What else is there to say after the title, really? Funny that I'm talking about it like it has been around since the mainframe.
Oh yes, I remember now; it wasn't really that long ago. There was tedious initialization protocol everywhere something got constructed, and in a "real" system, that's a lot of places.
Of course, that information didn't just evaporate; it just got transformed into metadata. Anything can be solved with another level of indirection, whether it takes the form of anno.attributes or XML configuration verbosity.
And of course, there's the wonderful ability to control lifecycle policy, etc. Ahhhhh.....

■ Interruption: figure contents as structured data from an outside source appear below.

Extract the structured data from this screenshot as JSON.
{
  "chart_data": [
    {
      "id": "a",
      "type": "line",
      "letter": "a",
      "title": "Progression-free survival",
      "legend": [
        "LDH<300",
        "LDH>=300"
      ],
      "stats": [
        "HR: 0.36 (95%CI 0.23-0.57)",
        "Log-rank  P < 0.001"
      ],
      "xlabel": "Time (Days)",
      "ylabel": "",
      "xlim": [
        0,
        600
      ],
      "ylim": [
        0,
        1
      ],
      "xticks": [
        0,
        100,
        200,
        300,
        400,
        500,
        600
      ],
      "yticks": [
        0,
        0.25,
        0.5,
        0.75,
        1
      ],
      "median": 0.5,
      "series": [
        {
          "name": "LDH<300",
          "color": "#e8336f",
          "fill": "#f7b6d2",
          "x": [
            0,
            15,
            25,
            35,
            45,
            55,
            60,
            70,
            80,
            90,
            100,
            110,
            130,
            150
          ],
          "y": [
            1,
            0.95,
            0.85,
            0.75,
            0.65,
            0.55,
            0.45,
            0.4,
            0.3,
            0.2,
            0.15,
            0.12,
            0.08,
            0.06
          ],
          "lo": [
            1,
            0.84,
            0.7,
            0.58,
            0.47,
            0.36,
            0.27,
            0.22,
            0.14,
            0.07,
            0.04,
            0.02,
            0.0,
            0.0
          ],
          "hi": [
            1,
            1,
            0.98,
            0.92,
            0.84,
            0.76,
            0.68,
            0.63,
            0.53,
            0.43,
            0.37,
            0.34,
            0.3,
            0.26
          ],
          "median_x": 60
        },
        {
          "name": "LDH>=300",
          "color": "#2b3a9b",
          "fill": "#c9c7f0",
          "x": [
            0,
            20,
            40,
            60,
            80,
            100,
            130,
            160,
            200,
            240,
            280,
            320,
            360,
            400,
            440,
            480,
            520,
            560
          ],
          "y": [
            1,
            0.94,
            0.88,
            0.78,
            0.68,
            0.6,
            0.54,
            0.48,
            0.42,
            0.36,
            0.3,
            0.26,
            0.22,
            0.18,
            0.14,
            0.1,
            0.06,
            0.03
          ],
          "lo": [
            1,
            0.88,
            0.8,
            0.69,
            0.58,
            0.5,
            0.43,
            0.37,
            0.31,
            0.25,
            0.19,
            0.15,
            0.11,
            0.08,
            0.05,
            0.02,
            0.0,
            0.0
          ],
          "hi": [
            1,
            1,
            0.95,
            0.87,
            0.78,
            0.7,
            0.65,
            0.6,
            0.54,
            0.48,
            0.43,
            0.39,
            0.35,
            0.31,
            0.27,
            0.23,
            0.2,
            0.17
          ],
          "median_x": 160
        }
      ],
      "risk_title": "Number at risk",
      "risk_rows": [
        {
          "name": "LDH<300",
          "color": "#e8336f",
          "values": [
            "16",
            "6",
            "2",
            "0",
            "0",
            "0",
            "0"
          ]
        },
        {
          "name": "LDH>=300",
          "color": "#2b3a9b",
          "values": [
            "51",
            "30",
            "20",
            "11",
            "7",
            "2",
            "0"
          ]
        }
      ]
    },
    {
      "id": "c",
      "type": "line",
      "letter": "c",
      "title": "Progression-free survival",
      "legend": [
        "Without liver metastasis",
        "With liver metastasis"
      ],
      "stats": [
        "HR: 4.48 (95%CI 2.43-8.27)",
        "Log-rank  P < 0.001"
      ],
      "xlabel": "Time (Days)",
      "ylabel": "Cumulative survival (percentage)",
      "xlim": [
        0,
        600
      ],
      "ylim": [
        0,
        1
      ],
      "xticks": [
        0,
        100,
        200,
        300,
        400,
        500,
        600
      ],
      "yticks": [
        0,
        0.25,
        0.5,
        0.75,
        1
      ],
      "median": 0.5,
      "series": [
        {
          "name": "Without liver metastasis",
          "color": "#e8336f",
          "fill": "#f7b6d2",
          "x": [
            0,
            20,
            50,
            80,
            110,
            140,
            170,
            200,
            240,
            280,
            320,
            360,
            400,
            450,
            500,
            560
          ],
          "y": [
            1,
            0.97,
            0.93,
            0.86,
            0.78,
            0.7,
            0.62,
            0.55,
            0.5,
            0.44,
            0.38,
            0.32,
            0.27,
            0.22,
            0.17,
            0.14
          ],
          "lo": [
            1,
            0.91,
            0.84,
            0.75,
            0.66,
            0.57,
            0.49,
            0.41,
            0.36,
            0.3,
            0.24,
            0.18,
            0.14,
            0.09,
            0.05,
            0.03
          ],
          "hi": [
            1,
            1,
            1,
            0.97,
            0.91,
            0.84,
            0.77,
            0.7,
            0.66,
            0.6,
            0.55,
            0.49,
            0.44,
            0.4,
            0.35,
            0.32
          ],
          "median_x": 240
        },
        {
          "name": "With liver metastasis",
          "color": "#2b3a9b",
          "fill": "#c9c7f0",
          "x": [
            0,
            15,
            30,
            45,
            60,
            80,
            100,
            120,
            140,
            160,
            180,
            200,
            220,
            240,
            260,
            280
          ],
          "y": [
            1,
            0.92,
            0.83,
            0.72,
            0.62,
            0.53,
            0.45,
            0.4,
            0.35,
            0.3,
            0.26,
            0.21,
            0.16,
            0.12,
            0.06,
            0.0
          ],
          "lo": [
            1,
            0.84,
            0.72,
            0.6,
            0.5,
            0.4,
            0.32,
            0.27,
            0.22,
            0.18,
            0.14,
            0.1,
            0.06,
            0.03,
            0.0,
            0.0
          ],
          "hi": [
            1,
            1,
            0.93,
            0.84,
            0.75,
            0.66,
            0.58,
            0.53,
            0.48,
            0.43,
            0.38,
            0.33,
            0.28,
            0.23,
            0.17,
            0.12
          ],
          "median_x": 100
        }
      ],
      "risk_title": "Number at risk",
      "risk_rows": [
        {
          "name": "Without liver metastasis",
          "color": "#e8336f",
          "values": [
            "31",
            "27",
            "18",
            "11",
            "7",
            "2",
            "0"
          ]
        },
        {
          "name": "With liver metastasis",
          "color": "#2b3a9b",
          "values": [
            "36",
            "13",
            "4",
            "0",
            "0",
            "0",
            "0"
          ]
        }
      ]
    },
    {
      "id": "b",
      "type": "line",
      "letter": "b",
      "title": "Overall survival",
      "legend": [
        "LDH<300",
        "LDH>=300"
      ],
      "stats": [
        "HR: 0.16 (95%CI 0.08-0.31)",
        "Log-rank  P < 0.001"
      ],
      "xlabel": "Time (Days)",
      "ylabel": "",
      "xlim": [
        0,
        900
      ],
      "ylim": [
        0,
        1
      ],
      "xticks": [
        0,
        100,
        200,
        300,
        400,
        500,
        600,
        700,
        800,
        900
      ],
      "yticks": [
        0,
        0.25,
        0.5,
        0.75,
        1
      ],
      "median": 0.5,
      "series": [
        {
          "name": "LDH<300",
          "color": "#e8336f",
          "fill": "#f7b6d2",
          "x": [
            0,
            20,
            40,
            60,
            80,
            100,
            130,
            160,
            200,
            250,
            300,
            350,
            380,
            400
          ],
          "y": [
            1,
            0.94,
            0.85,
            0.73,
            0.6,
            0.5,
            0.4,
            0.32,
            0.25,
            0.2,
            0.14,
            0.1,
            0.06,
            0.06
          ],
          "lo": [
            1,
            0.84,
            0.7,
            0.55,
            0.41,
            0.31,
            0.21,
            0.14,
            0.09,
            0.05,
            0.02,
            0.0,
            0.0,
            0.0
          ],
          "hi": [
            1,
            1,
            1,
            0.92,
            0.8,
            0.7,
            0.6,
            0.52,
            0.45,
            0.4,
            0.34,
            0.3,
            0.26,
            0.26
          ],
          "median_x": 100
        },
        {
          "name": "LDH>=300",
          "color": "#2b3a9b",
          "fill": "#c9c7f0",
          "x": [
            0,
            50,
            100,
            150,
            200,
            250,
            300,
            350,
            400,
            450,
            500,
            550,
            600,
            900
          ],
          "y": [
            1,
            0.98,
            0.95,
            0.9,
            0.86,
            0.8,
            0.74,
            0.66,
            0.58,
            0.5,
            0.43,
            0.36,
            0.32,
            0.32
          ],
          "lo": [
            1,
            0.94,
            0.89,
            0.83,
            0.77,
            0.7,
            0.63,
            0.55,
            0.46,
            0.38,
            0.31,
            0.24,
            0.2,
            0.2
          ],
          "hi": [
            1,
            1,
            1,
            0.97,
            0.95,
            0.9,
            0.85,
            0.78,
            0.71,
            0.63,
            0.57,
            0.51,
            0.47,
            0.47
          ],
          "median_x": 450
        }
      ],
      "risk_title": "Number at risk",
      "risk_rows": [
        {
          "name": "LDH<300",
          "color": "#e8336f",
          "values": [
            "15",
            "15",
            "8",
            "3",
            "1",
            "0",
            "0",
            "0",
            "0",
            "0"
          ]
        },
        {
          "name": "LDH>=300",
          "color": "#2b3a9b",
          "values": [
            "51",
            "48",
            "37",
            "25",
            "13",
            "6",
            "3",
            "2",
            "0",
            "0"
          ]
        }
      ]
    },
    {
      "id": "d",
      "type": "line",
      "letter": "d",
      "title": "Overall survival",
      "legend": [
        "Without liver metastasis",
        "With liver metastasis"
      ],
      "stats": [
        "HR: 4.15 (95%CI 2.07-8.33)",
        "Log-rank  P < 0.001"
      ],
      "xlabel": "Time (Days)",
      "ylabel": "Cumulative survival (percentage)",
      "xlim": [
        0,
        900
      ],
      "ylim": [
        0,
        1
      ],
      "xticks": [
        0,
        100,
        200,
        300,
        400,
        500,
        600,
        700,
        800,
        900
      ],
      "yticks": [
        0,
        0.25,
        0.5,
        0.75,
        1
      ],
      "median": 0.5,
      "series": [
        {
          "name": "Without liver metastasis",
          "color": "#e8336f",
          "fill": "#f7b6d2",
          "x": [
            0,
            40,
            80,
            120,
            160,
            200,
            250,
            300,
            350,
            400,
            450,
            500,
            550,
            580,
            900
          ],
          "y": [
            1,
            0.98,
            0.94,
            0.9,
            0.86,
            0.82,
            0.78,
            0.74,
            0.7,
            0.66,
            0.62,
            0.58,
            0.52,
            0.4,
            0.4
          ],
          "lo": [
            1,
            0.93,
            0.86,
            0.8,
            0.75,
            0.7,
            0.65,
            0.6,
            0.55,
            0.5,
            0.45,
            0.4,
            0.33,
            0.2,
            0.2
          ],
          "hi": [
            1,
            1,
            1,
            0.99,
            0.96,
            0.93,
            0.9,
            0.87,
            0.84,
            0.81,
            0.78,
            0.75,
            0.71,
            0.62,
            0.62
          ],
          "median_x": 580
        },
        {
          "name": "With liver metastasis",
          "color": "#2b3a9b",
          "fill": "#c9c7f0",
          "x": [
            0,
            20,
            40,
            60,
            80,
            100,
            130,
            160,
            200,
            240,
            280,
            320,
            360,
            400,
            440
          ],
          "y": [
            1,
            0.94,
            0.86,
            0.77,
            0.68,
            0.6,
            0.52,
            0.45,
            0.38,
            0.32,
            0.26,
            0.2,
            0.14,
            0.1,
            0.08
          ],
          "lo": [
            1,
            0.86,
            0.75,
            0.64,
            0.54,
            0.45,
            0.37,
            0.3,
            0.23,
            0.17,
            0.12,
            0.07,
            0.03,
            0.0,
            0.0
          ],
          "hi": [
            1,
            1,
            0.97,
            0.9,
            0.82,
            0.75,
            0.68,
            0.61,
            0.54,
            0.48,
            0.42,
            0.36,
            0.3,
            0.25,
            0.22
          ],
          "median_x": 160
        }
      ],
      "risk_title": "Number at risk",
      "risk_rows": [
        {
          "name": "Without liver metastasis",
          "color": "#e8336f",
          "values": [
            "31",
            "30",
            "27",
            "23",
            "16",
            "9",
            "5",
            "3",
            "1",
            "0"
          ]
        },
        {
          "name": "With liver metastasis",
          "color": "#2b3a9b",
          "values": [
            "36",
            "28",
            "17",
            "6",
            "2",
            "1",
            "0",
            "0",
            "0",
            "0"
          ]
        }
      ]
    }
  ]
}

Now remember how gak you feel when you have to go back to a codebase that doesn't use those techniques. Yes, I just worked on some. Work up some bile with me as you visualize a seemingly-endless if/else chain, checking for hard-coded strings, with even more hard-coded constructor sequences.
Now it's hard to implement a nice dynamically-loaded-module class and object factory cough use ATL cough in C++; That darned Windows LoadLibrary() is so hard to use, and that GetProcAddress() just can't find a mangled name to save its life.
Let's face it, some platforms make it way easier; dynamic platforms like Java/.NET allow even amateurs to build factories cough get an open source DI container cough, and let's face it, this is for the better.
Now some dinosaurs won't get it, but they are going extinct; next they will be telling you the world is flat, and how can you argue with such an arcane point-of-view?